THE UPS AND DOWNS OF EARLY SILURIAN BIODIVERSITY: NEW INSIGHTS FROM THALLIUM ISOTOPIC RECORDS OF SOUTH CHINA AND BALTOSCANDIA


EVENSON, Nathaniel1, GOODIN, Jay2, ZHANG, Junpeng3, OWENS, Jeremy D.4 and YOUNG, Seth A.4, (1)Department of Earth, Ocean, and Atmospheric Science, Florida State University, Tallahassee, FL 32306, (2)Florida State University, 1800 E Paul Dirac Dr, Tallahassee, FL 32310, (3)Nanjing Institute of Geology and Palaeontology, Chinese Academy of Sciences, East Beijing Road 39, Nanjing, Jiangsu Province, Nanjing, 210008, China, (4)Department of Earth, Ocean, and Atmospheric Science – National High Magnetic Field Laboratory, Florida State University, Tallahassee, FL 32306

In the early Silurian (Llandovery Epoch) biodiversity was low immediately following the Late Ordovician Mass Extinction. After the first 2 to 3 Myr of the Llandovery, marine fauna began to recover in what is called the Rhuddanian-Aeronian Radiation Event. In the late Aeronian stage of the Silurian, this diversification was paused by the Sandvika/sedgwikii Event, a period of extensive biotic turnover among major marine groups such as graptolites and brachiopods. The prevalence of organic-rich shales and evidence for globally reducing conditions at the Ordovician-Silurian boundary indicates that marine (de)oxygenation may have played a significant role in the biodiversity changes throughout the Llandovery. Previously there had been little global evidence to support this hypothesis, but now with the application of the novel Tl redox proxy to marine shales covering the entire Rhuddanian-Aeronian interval, we can begin to unravel the impacts of global (de)oxygenation of marine bottom waters on early Silurian marine biodiversity.

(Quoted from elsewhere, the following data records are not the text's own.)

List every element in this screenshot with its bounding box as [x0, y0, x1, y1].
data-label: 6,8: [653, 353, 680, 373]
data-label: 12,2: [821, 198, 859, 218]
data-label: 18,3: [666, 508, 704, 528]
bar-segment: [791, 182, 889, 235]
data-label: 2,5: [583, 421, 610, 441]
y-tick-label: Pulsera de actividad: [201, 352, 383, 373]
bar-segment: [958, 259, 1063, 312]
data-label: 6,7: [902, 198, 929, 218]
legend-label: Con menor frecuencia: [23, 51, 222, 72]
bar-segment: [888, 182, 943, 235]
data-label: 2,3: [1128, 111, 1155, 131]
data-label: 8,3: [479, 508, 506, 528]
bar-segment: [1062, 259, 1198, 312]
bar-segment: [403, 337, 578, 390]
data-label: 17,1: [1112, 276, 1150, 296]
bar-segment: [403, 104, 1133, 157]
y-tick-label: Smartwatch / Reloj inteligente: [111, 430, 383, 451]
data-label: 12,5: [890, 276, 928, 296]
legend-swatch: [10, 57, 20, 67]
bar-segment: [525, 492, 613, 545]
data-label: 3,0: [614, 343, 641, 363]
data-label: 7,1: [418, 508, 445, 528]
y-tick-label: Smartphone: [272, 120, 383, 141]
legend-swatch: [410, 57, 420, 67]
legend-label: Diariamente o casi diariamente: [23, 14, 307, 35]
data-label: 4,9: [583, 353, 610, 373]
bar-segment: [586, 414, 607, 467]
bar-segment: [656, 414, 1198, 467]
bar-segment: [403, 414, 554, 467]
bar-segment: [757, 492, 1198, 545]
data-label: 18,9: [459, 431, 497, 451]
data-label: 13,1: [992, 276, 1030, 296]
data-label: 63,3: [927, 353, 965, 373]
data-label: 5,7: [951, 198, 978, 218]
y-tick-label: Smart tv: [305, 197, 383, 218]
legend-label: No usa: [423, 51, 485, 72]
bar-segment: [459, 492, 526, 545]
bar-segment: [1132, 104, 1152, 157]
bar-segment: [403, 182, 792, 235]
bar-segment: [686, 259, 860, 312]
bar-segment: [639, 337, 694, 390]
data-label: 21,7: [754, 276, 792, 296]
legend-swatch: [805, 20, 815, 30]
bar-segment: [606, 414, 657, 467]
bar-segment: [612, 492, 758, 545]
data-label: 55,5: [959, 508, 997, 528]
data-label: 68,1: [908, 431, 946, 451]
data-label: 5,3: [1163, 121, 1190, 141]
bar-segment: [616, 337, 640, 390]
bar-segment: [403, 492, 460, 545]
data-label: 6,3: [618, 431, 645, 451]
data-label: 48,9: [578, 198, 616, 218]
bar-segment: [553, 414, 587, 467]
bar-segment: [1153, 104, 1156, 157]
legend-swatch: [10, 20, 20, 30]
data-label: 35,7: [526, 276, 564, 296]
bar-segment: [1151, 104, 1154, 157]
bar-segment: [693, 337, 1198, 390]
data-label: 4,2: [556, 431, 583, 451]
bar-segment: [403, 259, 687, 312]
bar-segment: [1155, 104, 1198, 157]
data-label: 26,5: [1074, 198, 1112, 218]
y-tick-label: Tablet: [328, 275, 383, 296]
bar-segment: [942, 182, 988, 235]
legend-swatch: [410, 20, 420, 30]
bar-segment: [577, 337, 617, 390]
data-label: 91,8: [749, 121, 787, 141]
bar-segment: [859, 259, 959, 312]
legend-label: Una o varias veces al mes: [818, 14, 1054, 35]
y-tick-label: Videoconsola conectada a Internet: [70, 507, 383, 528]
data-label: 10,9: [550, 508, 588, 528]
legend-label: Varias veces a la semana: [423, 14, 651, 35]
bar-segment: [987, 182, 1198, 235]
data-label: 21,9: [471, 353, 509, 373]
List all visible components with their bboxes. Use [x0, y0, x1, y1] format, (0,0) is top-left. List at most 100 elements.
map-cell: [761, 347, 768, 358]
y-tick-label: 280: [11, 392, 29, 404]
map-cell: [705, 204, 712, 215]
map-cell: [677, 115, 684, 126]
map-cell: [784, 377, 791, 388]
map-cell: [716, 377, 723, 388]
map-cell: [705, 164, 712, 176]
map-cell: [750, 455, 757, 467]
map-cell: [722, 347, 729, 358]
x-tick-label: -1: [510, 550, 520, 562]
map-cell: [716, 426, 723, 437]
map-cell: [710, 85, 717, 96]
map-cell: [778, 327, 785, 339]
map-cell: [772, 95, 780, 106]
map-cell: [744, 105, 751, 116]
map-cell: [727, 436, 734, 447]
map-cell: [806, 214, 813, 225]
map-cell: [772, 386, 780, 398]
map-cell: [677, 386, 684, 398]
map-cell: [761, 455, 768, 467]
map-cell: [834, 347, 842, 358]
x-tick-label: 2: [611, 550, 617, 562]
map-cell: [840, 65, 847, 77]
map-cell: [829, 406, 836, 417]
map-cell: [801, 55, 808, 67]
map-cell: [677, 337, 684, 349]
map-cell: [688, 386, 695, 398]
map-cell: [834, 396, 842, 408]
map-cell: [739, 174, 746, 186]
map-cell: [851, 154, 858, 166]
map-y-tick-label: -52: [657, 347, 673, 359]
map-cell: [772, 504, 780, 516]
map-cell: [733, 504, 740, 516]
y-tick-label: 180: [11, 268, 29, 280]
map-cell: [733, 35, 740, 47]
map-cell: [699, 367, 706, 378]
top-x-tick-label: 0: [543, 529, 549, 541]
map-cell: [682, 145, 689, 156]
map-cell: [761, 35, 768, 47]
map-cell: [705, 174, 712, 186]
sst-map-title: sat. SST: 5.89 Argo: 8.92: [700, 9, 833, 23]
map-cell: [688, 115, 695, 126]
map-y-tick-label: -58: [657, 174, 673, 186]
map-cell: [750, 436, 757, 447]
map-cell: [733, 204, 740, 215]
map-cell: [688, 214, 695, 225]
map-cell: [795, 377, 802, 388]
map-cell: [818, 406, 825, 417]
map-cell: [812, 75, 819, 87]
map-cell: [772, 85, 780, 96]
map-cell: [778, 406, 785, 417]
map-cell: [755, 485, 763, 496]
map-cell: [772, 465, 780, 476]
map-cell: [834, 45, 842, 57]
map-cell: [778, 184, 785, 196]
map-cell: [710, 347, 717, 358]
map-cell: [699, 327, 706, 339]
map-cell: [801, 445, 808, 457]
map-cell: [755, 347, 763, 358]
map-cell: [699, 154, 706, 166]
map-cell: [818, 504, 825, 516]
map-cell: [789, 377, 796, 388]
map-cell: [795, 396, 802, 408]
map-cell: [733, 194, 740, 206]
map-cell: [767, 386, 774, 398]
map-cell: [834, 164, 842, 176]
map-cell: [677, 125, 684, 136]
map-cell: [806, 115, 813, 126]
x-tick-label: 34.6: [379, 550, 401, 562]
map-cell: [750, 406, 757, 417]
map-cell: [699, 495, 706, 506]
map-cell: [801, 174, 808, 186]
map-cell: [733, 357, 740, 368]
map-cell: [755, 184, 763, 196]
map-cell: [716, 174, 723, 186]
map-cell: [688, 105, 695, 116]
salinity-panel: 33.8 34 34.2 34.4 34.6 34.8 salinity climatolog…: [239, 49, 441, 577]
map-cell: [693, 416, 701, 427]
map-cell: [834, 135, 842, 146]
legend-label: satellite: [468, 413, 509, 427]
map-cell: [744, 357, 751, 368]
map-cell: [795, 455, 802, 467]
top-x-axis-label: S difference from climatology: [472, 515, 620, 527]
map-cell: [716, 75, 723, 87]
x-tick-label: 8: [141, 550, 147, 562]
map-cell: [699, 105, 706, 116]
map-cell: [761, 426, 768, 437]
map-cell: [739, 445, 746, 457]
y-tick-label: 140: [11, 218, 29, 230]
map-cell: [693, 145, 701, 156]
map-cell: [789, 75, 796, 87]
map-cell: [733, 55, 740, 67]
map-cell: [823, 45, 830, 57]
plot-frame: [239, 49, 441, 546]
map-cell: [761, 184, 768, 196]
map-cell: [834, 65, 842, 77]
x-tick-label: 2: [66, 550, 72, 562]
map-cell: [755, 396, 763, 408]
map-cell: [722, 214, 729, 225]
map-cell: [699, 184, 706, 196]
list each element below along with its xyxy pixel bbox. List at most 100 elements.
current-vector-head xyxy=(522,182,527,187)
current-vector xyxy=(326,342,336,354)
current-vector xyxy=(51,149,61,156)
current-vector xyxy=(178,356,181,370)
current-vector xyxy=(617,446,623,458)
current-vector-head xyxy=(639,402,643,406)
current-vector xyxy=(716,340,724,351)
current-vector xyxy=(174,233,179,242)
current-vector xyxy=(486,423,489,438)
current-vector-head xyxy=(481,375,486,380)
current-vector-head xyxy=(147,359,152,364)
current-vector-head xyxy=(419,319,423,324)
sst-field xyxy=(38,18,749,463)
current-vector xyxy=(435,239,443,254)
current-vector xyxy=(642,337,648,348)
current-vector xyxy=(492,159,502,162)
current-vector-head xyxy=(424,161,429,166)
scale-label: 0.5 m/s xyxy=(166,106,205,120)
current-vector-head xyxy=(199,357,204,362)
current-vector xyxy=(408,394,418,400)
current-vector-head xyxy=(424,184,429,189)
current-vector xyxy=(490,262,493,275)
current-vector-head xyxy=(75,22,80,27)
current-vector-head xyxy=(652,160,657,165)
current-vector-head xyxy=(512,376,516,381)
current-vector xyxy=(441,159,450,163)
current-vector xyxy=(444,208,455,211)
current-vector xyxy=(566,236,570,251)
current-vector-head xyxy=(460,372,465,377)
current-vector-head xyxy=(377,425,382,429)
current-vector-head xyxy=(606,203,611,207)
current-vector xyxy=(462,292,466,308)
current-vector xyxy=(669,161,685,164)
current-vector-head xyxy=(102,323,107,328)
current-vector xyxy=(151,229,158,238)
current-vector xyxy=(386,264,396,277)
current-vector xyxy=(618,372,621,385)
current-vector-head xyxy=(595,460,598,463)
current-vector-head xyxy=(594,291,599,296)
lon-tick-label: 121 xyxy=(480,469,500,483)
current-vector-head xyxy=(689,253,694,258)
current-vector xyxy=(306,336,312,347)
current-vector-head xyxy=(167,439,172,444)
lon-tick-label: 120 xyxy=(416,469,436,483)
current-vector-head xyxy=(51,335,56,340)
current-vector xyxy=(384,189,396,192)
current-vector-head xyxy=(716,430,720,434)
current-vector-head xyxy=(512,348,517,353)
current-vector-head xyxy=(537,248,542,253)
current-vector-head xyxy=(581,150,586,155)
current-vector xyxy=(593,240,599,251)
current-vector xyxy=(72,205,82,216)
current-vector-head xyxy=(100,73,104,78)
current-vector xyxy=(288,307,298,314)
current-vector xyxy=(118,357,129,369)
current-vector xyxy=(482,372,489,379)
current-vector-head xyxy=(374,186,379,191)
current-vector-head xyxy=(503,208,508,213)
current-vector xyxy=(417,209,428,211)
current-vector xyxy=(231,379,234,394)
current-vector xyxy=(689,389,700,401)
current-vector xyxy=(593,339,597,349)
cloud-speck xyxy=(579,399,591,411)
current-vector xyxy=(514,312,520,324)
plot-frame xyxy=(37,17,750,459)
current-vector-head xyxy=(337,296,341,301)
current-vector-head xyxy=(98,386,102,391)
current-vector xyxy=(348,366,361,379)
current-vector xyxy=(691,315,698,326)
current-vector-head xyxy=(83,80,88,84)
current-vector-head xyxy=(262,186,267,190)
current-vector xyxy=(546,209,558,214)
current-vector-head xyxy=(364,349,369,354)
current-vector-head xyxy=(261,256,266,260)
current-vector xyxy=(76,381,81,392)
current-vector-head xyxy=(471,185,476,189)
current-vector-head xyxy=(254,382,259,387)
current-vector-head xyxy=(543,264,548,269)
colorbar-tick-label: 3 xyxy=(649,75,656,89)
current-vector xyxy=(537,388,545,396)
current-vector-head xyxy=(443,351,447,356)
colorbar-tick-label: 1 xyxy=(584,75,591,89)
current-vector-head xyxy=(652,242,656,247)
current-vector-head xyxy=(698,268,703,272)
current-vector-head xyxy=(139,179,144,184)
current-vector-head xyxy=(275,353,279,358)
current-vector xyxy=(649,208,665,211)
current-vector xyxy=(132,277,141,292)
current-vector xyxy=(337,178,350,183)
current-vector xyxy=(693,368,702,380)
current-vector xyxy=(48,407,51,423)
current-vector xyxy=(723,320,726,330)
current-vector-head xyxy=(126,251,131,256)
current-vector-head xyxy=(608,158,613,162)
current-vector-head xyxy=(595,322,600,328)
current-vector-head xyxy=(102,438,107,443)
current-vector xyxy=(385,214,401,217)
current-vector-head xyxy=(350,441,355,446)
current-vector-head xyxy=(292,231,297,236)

Geochemical analyses of organic-rich shales from drill cores in the Baltic (Aizpute-41) and South China (Lu-205) indicate bottom waters were locally reducing at both locations during the early Rhuddanian through late Aeronian. Authigenic seawater Tl isotopes are recorded under such conditions and track the degree of global Mn-oxide burial. When fewer Mn-oxides are being buried, the Tl isotopic ratio is further from the modern well-oxygenated marine value, indicating more reducing conditions globally.

Exciting new data from these drill cores suggests that the biotic low in the Rhuddanian is contemporaneous with much less Mn-oxide burial than in modern oceans, indicating global oceans were more reducing. During the Aeronian, Mn-oxides became more abundant, indicating global oceans were less reducing than before. This change is contemporaneous with both the radiation and extinction events. The Aeronian period also appears to experience more dynamic redox conditions than the Rhuddanian, suggesting that the marine redox and climate history in the early Silurian is more complex than previously understood.